What is the Brief History of Forex Market?

The forex market has a rich and centuries-old history. Forex market is known to be one of the oldest marketplaces in the world. It has witnessed an incredible journey since the 1800s. Many historical and significant events had taken place in the forex market. All these events have had a substantial impact on the forex market. Many events influenced the forex market and have changed its face.

Forex markets were launched in the 1700s

The forex market was launched in the 1700s. It was in India and China. Different currencies such as guarri, Korean won, Indian rupee, and Chinese yuan are still being used in these countries. Before the 1700s, only gold and silver were used for exchange purposes worldwide, Forex market hours in GMT times.

Global adoption of Forex began in the 1800s

Once the forex market became popular in the Indian subcontinent, it was considered one of the most stable and reliable currencies. Thus, it soon became the international money market. Other countries, such as Britain and the United States, adopted it. Nowadays, the best south african forex brokers are on peak.

The volume of forex trading was very high during the last century

The forex market continued to multiply throughout the 20th century. The first electronic trading system, known as the Thomson Reuters system, was launched in 1990. The trading volume rose from USD 5 billion in 1987 to USD 100 billion in 2005.

Today, the volume of trading in the forex market is approximately USD 5,900 billion. The daily turnover is USD 521 billion, and the average daily trading volume is USD 54 billion. The forex market had grown from USD 500 million to almost USD 5,900 billion in the last century. The active trading of Forex is associated with the growth in the size of the global economy.

Markets in the 1980s and 1990s

The 1980s was when the forex market saw a significant change in the market structure. Traders traded in the single currency area, known as the EURO. The US dollar and Japanese yen dominated the market. The combined trade volume of the US dollar and the Japanese yen was more than 90% of the global trade volume. The trading volume of the Russian ruble and the British pound was less than 5%.

After the end of the Cold War, the power of the US dollar grew over the trading market. The global GDP grew from USD 60 trillion to USD 120 trillion. Thus, the trading volume of the US dollar increased from USD 120 billion to USD 900 billion. At present, the trading volume of the US dollar is almost $4,600 billion, while that of the Japanese yen is $376 billion.

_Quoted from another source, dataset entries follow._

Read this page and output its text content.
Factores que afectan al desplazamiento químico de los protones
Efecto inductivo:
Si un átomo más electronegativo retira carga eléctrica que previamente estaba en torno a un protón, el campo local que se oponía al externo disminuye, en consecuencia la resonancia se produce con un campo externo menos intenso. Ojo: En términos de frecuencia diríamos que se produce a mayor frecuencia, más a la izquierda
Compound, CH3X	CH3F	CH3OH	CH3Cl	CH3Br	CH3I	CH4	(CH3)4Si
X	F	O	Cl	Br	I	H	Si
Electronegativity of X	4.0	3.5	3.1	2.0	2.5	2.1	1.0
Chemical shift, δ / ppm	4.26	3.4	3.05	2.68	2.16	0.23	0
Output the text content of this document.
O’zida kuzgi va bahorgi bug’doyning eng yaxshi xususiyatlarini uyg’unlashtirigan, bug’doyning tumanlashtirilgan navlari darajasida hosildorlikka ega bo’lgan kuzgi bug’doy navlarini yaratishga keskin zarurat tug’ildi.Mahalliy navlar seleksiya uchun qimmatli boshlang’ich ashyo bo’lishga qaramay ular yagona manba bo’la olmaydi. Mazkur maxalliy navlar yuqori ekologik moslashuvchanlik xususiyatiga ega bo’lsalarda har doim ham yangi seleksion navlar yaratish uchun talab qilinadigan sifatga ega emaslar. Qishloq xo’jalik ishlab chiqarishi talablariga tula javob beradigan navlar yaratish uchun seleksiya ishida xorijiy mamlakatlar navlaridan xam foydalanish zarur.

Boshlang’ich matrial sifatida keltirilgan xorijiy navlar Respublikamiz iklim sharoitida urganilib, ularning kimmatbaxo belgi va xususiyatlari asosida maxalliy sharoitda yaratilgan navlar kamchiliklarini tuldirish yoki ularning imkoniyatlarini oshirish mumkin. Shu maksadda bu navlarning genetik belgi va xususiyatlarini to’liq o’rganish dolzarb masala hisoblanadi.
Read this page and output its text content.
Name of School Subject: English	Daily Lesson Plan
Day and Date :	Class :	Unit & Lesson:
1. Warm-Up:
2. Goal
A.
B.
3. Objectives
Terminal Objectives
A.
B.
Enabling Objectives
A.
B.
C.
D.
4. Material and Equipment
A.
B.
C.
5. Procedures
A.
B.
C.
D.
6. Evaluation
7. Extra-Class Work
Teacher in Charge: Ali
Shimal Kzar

The phase of the US dollar

However, the trading volume of the US dollar increased at a languid pace during the first decade of the 21st century. The events in the Middle East triggered this growth. The trade volume of the US dollar increased at a rate of $30 billion per year from 2005 to 2008. A decline followed this period in the trading volume of the US dollar.

The decline in the US dollar trading volume was due to the sharp drop in the price of crude oil. This decline had a profound impact on the world economy. The US dollar continued to decline even after the global economic recovery. During this period, the trading volume of the US dollar was about $55 billion. This period is called the phase of the US dollar.